When asked about his famous claim that he didn’t know if Andre the Giant would let him win during their famed Wrestlemania III bout, Hogan doubled down under oath that no, he didn’t know. This absolutely beggars belief. Without being privy to the backstage scene, there is no way that Vince McMahon, Andre and Hogan would have gone into the biggest match in history in front of the biggest crowd in American wrestling history without knowing the ending. That is not how pro wrestling works.

So if that’s not true, Terry Bollea might have committed perjury. Except maybe he didn’t. Maybe Hogan did. This gets to the crux of the problem with kayfabe of the old style: Hogan/Bollea doesn’t always seem to know what’s real and what’s not. Throughout his career, he’s lied effortlessly and endlessly. To hear Hogan tell it now, however, he has an out. Bollea doesn’t lie. He’s virtuous and humble. But Hogan? That Hogan is a real bad guy, vain, deceptive, loud, boastful.

You can see this pattern in lots of Hogan’s contemporaries. Listen to any interview with Ric Flair or members of the Four Horsemen, his legendary stablemates. They lived the life of hot cars, fast women, and cocaine they boasted of on television. Flair, especially, is quite open about it. He spent money like water to keep up the appearance, 24/7, of being the Nature Boy. To drop it was unthinkable enough that Flair, arguably the greatest wrestler of all time, left crippling debt and failed marriages in his wake.

When Iron Sheik and Hacksaw Jim Duggan got popped for DUI and drugs while riding together in 1987, the worst sin wasn’t the drug use but the fact that the arrest broke kayfabe. Haku is a tough guy in ring and out, but only the pressures of kayfabe explain attempting to bite someone’s nose off. Jake the Snake Roberts admits in the recent documentary about his recovery from drug addiction that the pressure to be “on” at all times was sometimes too much.

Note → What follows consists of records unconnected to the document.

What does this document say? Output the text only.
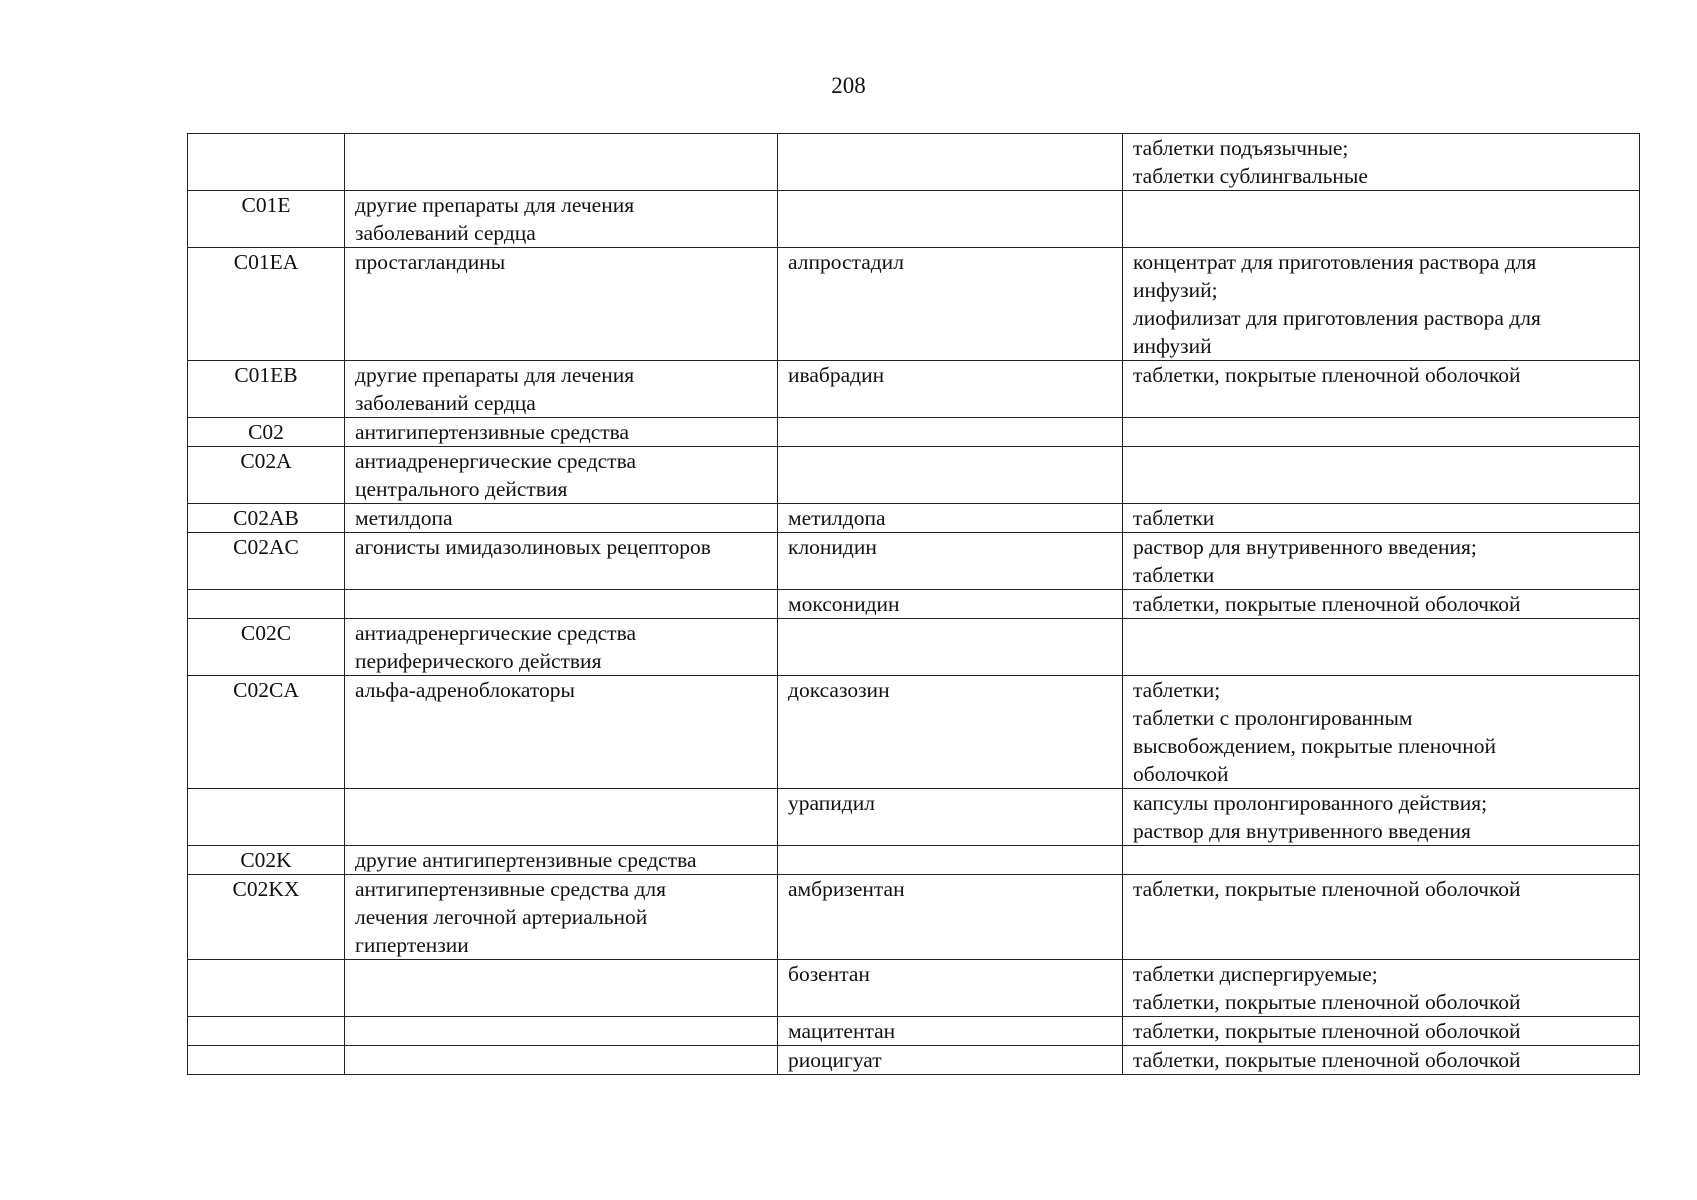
208
			таблетки подъязычные;
таблетки сублингвальные
C01E	другие препараты для лечения
заболеваний сердца		
C01EA	простагландины	алпростадил	концентрат для приготовления раствора для
инфузий;
лиофилизат для приготовления раствора для
инфузий
C01EB	другие препараты для лечения
заболеваний сердца	ивабрадин	таблетки, покрытые пленочной оболочкой
C02	антигипертензивные средства		
C02A	антиадренергические средства
центрального действия		
C02AB	метилдопа	метилдопа	таблетки
C02AC	агонисты имидазолиновых рецепторов	клонидин	раствор для внутривенного введения;
таблетки
		моксонидин	таблетки, покрытые пленочной оболочкой
C02C	антиадренергические средства
периферического действия		
C02CA	альфа-адреноблокаторы	доксазозин	таблетки;
таблетки с пролонгированным
высвобождением, покрытые пленочной
оболочкой
		урапидил	капсулы пролонгированного действия;
раствор для внутривенного введения
C02K	другие антигипертензивные средства		
C02KX	антигипертензивные средства для
лечения легочной артериальной
гипертензии	амбризентан	таблетки, покрытые пленочной оболочкой
		бозентан	таблетки диспергируемые;
таблетки, покрытые пленочной оболочкой
		мацитентан	таблетки, покрытые пленочной оболочкой
		риоцигуат	таблетки, покрытые пленочной оболочкой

Kayfabe is decidedly weird. There’s no other way to put it than to say that being in character all the time warps a person’s sense of reality. Real becomes unreal, you lose sight of who’s underneath, who’s doing the boasting and shit-talking, until person and character fuse. Forget Jared Leto’s overwrought posing about how being the Joker took him to strange places; pro wrestlers are the real method actors. They can and do die for their craft, a craft that seems, particularly in the old days, wedded to losing yourself. The thing that occludes memory and sense is the same thing that makes pro wrestling so vital.

So back to Hulk Hogan’s penis. There’s a split second in the clip where Gawker’s lawyer registers surprise at Hogan’s answer, as if he can’t quite believe what he’s hearing. Actors can do amazing things; changing the size of their genitalia at will is not one of them. Regardless of who’s speaking, the man’s penis is the same size.

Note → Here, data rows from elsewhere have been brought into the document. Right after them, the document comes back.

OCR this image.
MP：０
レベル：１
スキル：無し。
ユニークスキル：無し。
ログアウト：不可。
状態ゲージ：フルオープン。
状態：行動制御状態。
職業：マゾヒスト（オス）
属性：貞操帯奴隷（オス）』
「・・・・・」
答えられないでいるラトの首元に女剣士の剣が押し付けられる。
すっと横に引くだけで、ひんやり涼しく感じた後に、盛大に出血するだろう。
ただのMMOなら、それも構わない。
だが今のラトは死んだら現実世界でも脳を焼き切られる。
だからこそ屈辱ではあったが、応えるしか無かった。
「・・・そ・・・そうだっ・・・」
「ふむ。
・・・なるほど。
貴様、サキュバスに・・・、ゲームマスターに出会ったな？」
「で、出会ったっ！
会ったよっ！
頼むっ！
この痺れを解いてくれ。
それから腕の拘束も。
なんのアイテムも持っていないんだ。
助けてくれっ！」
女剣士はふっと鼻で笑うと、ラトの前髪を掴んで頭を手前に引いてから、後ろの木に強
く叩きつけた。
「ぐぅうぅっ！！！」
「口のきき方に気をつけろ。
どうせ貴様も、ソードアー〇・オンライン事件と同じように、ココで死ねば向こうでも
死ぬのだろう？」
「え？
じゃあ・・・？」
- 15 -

But that’s not how the misty, strange world of pro wrestling works. If the lawyer was surprised, that’s only because we’ve sublimated how deeply weird wrestling’s intersection of real life and vaudeville melodrama really is. Hogan can say nearly anything and it will be true by definition. Wrestlers cannot lie because the unrealities they weave are too good to not be true.


Ian Williams has written for Salon, Jacobin, The Guardian and more.